Virus-Like Particles Expressing Toxoplasma gondii Rhoptry Protein 18 Induces Better Protection Than Rhoptry Protein 4 against T. gondii Infection.

Toxoplasma gondii is a ubiquitous protozoan parasite responsible for causing toxoplasmosis. Preventive measures for toxoplasmosis are currently lacking and as such, development of novel vaccines are of urgent need. In this study, we generated 2 virus-like particles (VLPs) vaccines expressing T. gondii rhoptry protein 4 (ROP4) or rhoptry protein 18 (ROP18) using influenza matrix protein (M1) as a core protein. Mice were intranasally immunized with VLPs vaccines and after the last immunization, mice were challenged with ME49 cysts.
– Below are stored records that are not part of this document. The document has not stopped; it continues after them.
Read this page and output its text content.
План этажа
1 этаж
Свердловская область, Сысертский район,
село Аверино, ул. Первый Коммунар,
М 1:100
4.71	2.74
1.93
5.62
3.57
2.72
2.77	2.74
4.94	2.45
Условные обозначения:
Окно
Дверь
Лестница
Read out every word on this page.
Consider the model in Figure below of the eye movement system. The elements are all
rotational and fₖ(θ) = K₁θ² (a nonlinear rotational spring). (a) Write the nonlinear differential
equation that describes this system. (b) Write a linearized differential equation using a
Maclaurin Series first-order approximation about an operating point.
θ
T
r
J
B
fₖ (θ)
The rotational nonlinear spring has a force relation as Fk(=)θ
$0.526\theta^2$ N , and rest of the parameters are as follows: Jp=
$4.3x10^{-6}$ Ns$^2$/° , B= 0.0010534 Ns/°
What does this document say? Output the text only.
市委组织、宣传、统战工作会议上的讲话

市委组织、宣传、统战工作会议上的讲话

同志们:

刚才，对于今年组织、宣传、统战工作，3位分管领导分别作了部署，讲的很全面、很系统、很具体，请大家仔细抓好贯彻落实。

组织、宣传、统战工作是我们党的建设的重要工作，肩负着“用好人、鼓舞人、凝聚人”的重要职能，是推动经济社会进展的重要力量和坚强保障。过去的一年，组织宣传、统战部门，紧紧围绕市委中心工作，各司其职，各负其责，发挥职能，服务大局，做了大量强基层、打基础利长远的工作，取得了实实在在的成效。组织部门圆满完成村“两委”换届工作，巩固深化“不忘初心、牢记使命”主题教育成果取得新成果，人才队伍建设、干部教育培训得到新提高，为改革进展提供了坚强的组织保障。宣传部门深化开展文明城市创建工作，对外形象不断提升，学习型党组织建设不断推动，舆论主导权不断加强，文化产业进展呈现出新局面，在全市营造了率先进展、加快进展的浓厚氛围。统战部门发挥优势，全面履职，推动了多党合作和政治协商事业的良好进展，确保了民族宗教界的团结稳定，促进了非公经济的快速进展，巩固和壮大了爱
Protective efficacy was assessed and compared by determining serum antibody responses, body weight changes and the reduction of cyst counts in the brain. ROP18 VLPs-immunized mice induced greater levels of IgG and IgA antibody responses than those immunized with ROP4 VLPs. ROP18 VLPs immunization significantly reduced body weight loss and the number of brain cysts in mice compared to ROP4 VLPs post-challenge. These results indicate that T. gondii ROP18 VLPs elicited better protective efficacy than ROP4 VLPs, providing important insight into vaccine design strategy.